28.05.2019 à 16:53

Financement publicFibre optique: l'Etat de Fribourg coupe le robinet

La troisième tranche du prêt de l'Etat, soit 15 millions, ne sera pas libérée pour financer l'équipement du canton en fibre optique.

Le conseiller d'Etat Jean-François Steiert.

Le conseiller d'Etat Jean-François Steiert.

Après Swisscom, c'est au tour de l'Etat de Fribourg de sortir du financement de la fibre optique dans le canton. La société ftth fr, active dans son déploiement, continuera néanmoins à exploiter et à développer le réseau dans les zones déjà équipées.

«La poursuite de la mission de base nécessiterait un apport supplémentaire de 300 millions de francs», a dit mardi à Fribourg le conseiller d'Etat Jean-François Steiert. La fibre optique ne représente plus la panacée aujourd'hui, même si l'objectif est rempli avec 120 millions déjà investis, en partie avec le géant bleu.

La décision est la conséquence du renoncement, annoncé début 2017, de Swisscom, l'opérateur contrôlé majoritairement par la Confédération. Depuis, la situation a fait l'objet d'une analyse. Plusieurs opérateurs multimédias sont à même désormais d'équiper le canton, a expliqué le ministre des Finances Georges Godel.

Incertitude

«Difficile de savoir dans 20 ou 30 ans ce que vaudra encore un réseau de fibre optique», a relevé Jean-François Steiert, en charge des constructions. «Peut-être faudra-t-il à nouveau investir à un moment donné». L'objectif est d'assurer l'accès le plus large de la population aux réseaux à haut débit, sans préférence technologique.

«Le verre ne s'use pas, mais il s'agira de voir comment ce réseau pourra être rentabilisé dans plusieurs décennies», a estimé Jean-Baptiste Henry de Diesbach, mandataire externe du Conseil d'Etat. «Des zones difficiles ont été équipées, afin d'éliminer les déserts numériques dans le canton.»

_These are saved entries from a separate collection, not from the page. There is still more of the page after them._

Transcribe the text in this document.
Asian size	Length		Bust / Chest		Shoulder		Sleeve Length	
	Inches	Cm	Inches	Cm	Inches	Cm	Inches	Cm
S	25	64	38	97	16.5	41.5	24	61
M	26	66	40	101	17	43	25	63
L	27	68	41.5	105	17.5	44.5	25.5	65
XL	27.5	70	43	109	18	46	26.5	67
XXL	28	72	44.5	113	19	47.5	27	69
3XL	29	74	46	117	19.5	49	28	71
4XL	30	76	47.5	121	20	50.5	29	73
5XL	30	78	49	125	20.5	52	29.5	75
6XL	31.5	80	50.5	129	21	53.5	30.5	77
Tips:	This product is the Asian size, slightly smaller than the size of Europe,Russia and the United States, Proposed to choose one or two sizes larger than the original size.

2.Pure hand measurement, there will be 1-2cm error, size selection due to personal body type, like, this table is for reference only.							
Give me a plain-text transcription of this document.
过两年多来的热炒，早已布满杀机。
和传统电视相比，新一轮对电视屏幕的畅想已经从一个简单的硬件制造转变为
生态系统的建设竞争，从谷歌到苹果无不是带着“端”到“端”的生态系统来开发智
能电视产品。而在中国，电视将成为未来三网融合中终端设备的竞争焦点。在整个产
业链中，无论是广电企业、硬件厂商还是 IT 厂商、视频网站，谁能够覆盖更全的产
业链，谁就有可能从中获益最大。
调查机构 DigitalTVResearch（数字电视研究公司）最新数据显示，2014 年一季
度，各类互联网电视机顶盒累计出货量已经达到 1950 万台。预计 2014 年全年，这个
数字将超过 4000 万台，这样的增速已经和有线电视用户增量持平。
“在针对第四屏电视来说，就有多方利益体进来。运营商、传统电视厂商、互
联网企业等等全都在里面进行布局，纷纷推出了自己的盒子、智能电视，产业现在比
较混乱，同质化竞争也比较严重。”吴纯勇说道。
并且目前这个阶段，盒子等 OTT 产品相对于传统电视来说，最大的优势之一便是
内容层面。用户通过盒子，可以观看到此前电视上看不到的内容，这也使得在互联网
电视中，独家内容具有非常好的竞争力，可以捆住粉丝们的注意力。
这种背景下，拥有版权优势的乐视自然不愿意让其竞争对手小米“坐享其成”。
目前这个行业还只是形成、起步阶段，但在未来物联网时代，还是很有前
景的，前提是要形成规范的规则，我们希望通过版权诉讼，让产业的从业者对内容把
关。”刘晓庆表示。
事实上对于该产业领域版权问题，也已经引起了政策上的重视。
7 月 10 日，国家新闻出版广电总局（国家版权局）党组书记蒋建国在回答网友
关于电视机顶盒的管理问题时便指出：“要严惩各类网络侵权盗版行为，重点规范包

Dès 2012, la technologie FTTH (pour fibre optique jusqu'à la maison) visait à assurer l'extension de la fibre optique en ville et à la campagne, pour couvrir 90% du territoire jusqu'en 2027, à des conditions avantageuses, a rappelé Jean-François Steiert. Aujourd'hui, le fossé numérique est quasiment comblé.

De plus, il existe des technologies alternatives, notamment dans les télécommunications sans fil. Dans ce domaine, en plein essor, il suffit de penser au début du développement de la 5G, même si l'innovation suscite des réticences notamment par rapport à son impact sur la santé.

Dix personnes

Dix personnes travaillent pour ftth fr, a précisé Jean-François Steiert. «Le réseau existe. La question de l'avenir est ouverte. Mais aucun arrêt d'activité n'est prévu, il y a encore du travail, avec l'installation de 30'000 prises encore», a complété Jean-Baptiste Henry de Diesbach.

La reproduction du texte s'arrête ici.